On behalf of the German side, the document was also signed by the Chargé d’Affaires ad interim of the German Embassy in Paris, Ms. Gudrun Lingner.
The new Agreement will become an important step in updating the legal and treaty framework between Ukraine and Germany in line with modern international taxation standards and will contribute to the development of bilateral economic and investment cooperation.
The document establishes clear rules for allocating taxation rights over income between the two states, aims to eliminate double taxation, prevent tax evasion, and create stable conditions for doing business.
“The signing of the new Agreement with Germany is an important step toward deepening economic cooperation between our countries. The document creates more transparent, fair, and predictable tax conditions for businesses and investors, while also strengthening the ability of both countries to counter tax abuse. At the same time, the updated approaches to the taxation of passive income correspond to Ukraine’s national economic interests and modern international standards,” said Ukraine’s Minister of Finance, Serhii Marchenko.

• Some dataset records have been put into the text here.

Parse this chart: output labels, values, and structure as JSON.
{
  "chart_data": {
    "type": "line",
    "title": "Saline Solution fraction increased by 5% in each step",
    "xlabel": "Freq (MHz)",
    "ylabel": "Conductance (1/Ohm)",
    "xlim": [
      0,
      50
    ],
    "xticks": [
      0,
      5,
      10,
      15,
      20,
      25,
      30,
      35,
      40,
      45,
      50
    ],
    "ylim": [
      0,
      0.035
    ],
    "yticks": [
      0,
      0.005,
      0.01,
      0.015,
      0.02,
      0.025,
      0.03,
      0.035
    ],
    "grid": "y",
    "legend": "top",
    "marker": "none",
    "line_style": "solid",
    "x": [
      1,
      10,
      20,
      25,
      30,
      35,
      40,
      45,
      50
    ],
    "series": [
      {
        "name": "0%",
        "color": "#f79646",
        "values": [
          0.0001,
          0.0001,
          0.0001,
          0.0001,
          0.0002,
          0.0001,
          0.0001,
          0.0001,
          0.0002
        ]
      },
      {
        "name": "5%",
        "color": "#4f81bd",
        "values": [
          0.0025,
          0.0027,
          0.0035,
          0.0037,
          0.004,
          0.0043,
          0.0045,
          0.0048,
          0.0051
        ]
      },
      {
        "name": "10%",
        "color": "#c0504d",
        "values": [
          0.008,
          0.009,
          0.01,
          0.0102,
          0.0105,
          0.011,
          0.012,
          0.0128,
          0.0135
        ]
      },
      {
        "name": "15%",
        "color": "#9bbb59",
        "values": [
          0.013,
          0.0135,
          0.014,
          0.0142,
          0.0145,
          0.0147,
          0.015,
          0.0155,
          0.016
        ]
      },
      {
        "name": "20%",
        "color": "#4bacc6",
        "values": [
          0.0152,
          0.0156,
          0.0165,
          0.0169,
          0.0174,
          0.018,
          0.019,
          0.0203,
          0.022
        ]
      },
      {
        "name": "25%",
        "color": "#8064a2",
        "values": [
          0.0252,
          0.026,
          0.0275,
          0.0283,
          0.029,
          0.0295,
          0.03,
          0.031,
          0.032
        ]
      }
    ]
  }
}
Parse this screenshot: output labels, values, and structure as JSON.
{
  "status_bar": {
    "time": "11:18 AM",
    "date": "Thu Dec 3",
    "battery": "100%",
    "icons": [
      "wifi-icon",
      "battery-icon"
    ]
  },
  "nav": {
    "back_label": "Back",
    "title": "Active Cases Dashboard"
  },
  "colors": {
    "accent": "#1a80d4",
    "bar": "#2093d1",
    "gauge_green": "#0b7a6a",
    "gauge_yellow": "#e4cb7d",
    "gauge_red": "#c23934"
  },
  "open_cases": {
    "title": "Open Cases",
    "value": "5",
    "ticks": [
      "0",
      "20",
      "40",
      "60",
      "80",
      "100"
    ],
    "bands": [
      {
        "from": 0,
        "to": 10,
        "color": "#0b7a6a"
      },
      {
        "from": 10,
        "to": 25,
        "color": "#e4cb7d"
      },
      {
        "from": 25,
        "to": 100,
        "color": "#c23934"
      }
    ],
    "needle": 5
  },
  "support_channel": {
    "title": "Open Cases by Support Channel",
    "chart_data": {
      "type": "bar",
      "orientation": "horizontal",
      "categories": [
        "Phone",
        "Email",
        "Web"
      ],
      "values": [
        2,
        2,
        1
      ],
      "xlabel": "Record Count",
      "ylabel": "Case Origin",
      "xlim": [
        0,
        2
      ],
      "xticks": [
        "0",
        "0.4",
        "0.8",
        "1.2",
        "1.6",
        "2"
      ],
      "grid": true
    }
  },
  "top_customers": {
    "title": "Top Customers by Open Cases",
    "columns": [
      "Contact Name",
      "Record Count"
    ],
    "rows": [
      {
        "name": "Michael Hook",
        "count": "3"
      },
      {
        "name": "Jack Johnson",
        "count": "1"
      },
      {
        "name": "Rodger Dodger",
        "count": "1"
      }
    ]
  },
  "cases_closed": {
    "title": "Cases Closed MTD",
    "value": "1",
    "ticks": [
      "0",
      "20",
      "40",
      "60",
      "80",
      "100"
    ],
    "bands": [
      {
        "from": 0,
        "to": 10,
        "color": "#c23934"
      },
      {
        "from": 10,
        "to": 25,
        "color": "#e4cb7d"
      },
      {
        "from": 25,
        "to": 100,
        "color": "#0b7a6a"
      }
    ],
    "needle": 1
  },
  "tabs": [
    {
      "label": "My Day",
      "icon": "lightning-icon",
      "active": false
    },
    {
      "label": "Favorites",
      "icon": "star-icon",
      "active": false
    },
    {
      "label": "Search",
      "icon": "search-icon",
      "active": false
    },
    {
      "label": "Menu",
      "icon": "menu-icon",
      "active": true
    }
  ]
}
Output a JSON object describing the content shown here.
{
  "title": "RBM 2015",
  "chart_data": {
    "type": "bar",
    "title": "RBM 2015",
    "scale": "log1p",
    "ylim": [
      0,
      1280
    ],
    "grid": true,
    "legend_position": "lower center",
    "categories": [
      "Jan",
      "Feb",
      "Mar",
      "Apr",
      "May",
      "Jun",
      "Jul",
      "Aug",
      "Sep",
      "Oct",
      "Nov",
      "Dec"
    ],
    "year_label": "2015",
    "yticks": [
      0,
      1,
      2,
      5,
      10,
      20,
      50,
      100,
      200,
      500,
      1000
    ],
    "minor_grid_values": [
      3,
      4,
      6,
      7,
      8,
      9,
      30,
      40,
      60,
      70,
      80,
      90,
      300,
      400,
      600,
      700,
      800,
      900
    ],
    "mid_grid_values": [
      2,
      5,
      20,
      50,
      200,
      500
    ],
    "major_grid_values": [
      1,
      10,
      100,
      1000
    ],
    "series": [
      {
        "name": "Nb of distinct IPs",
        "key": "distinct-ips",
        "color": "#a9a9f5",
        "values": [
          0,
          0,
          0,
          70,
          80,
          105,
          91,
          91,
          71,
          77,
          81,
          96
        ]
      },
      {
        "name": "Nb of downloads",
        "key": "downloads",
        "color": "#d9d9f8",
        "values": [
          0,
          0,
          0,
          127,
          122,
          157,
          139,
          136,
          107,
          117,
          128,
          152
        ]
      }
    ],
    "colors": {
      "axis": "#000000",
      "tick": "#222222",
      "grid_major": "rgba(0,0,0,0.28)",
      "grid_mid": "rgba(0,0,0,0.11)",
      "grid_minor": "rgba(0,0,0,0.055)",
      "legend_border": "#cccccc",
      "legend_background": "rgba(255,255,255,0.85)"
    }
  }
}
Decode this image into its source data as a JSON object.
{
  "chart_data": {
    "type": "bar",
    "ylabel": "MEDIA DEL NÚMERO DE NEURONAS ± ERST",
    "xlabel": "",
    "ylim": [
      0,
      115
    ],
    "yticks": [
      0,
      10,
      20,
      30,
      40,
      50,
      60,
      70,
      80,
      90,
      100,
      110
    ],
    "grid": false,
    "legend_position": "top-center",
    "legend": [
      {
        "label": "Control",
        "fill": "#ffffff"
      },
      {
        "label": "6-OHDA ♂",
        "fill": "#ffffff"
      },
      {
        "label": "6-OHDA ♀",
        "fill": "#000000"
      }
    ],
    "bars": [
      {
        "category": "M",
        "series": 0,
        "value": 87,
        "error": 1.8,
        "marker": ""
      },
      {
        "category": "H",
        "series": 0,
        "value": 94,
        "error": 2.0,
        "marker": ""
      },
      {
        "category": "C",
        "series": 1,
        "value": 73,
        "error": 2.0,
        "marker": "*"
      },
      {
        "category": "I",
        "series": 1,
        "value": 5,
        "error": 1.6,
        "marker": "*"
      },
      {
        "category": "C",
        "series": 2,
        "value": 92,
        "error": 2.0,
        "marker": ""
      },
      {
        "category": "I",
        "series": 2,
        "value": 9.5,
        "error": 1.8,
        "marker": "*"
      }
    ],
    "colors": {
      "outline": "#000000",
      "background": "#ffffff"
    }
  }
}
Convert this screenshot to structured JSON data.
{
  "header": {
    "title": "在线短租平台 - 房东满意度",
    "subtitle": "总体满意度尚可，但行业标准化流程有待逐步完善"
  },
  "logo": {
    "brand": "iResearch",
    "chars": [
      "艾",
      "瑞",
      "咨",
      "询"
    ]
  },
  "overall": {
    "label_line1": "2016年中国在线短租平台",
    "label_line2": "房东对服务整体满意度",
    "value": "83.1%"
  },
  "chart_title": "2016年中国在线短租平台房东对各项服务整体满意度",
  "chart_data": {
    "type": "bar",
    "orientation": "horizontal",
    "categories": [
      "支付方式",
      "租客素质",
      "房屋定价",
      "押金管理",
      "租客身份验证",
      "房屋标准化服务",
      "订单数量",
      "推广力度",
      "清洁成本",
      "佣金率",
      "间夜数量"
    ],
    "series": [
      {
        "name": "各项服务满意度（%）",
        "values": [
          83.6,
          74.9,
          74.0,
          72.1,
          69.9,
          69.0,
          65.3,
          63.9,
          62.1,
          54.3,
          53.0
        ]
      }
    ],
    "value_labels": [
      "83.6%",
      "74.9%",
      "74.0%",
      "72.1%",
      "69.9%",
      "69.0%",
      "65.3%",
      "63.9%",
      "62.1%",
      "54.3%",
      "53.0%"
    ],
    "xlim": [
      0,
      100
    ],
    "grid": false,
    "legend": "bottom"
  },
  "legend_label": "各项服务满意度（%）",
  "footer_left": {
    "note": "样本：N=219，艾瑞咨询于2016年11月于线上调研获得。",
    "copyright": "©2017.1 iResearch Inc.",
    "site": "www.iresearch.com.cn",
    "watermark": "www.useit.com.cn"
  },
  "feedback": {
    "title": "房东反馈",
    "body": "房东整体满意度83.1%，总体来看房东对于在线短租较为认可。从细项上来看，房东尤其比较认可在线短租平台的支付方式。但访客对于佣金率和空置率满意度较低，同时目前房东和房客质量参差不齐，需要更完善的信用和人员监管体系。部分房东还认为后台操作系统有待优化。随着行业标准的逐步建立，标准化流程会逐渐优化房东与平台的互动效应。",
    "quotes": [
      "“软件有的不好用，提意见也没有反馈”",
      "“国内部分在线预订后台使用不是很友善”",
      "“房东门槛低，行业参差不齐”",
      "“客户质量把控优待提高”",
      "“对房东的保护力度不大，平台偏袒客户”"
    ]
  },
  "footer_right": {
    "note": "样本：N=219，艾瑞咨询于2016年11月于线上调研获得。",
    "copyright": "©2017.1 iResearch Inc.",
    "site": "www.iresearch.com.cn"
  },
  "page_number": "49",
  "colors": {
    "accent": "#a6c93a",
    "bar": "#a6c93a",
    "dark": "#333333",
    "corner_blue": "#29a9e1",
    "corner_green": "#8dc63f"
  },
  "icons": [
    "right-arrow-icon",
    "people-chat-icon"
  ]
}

Once it enters into force, the new Agreement will replace the current Ukrainian-German Agreement on the Avoidance of Double Taxation signed on July 3, 1995.
Key changes provided for by the new Agreement
The Agreement updates taxation approaches in accordance with OECD standards and provides for changes in tax rates on passive income in the source state.
Taxation of dividends:
- The 5% rate is retained for dividends received by a company of one contracting state that owns at least 20% of the capital of a company in the other state;
- The rate is increased from 10% to 15% in other cases of dividend payments.
Taxation of interest:
- The rate is increased from 2% to 5% for interest paid on credit sales and on loans provided by banks and financial institutions.
Taxation of royalties:
- The zero tax rate for certain types of royalties has been abolished;
- A general tax rate of 5% has been established.
The new document also contains provisions regarding:
- prevention of abuse of tax benefits;
- expansion of tax information exchange between the competent authorities of Ukraine and Germany;
- mechanisms for resolving disputes in order to protect taxpayers’ rights.